ECC memory
Rayman
Posts: 14,646
in Propeller 2
Was just thinking about how my PC uptime increased rather dramatically when I switched to ECC memory.
I can go for months without rebooting now...
At the same time, my P1 based systems seem immune to bit flips on similar timescales...
I'm curious as to how this can be. I think P2 and P1 RAM is not ECC in any kind of way...
Anyway, maybe this is another idea for P3, ECC RAM. Or, maybe it's not an issue?
I don't think I've ever observed an error related to a bad bit in RAM....
I can go for months without rebooting now...
At the same time, my P1 based systems seem immune to bit flips on similar timescales...
I'm curious as to how this can be.
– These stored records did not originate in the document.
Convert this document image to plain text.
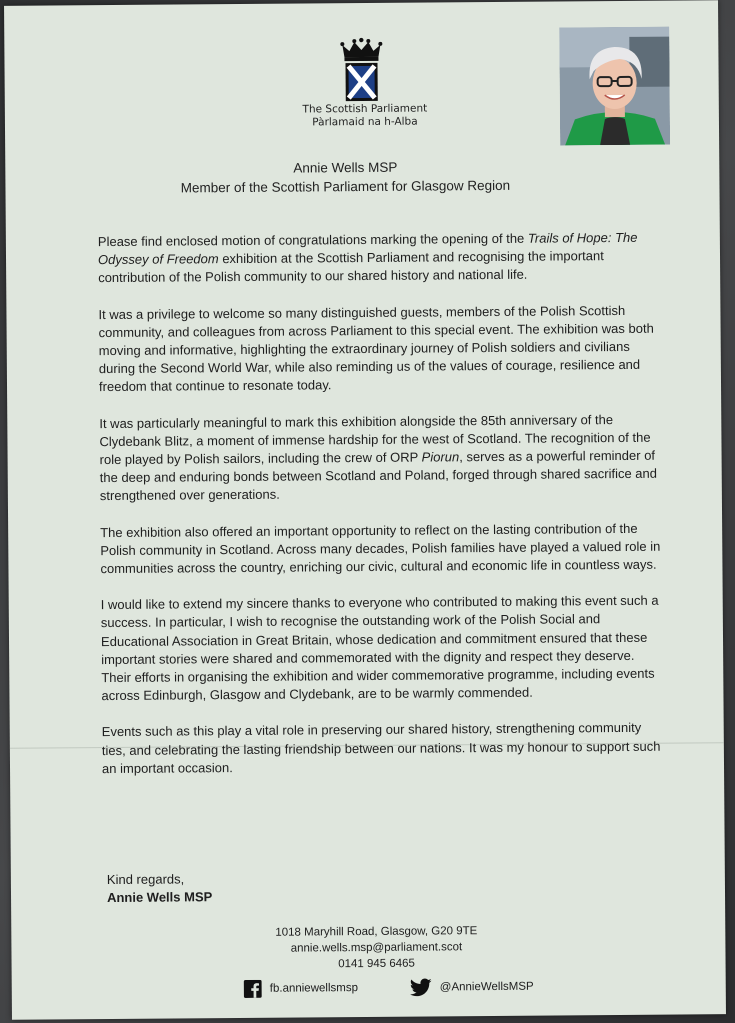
The Scottish Parliament
Pàrlamaid na h-Alba
Annie Wells MSP
Member of the Scottish Parliament for Glasgow Region

Please find enclosed motion of congratulations marking the opening of the Trails of Hope: The Odyssey of Freedom exhibition at the Scottish Parliament and recognising the important contribution of the Polish community to our shared history and national life.

It was a privilege to welcome so many distinguished guests, members of the Polish Scottish community, and colleagues from across Parliament to this special event. The exhibition was both moving and informative, highlighting the extraordinary journey of Polish soldiers and civilians during the Second World War, while also reminding us of the values of courage, resilience and freedom that continue to resonate today.

It was particularly meaningful to mark this exhibition alongside the 85th anniversary of the Clydebank Blitz, a moment of immense hardship for the west of Scotland. The recognition of the role played by Polish sailors, including the crew of ORP Piorun, serves as a powerful reminder of the deep and enduring bonds between Scotland and Poland, forged through shared sacrifice and strengthened over generations.

The exhibition also offered an important opportunity to reflect on the lasting contribution of the Polish community in Scotland. Across many decades, Polish families have played a valued role in communities across the country, enriching our civic, cultural and economic life in countless ways.

I would like to extend my sincere thanks to everyone who contributed to making this event such a success. In particular, I wish to recognise the outstanding work of the Polish Social and Educational Association in Great Britain, whose dedication and commitment ensured that these important stories were shared and commemorated with the dignity and respect they deserve. Their efforts in organising the exhibition and wider commemorative programme, including events across Edinburgh, Glasgow and Clydebank, are to be warmly commended.

Events such as this play a vital role in preserving our shared history, strengthening community ties, and celebrating the lasting friendship between our nations. It was my honour to support such an important occasion.

Kind regards,
Annie Wells MSP
1018 Maryhill Road, Glasgow, G20 9TE
annie.wells.msp@parliament.scot
0141 945 6465
fb.anniewellsmsp	@AnnieWellsMSP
I think P2 and P1 RAM is not ECC in any kind of way...
Anyway, maybe this is another idea for P3, ECC RAM. Or, maybe it's not an issue?
I don't think I've ever observed an error related to a bad bit in RAM....
Comments
I think it may the combination of low memory count and high memory size (physical volume) that makes it so you don't see soft errors in microcontrollers...
https://www.st.com/content/ccc/resource/technical/document/application_note/15/54/c4/5d/90/ed/4f/ce/DM00220769.pdf/files/DM00220769.pdf/jcr:content/translations/en.DM00220769.pdf
If it really matters, I guess make a twin copy of every variable and make sure they are identical before doing anything...
Still, I think ECC would ease minds...
Ok, that seems right. Thanks.
BTW: What does 6T mean? Is this the area of the cell?
Number of transistors. Two weak inverters (two transistors each) in a loop, plus two more transistors to access the state (read or forced override) makes six transistors.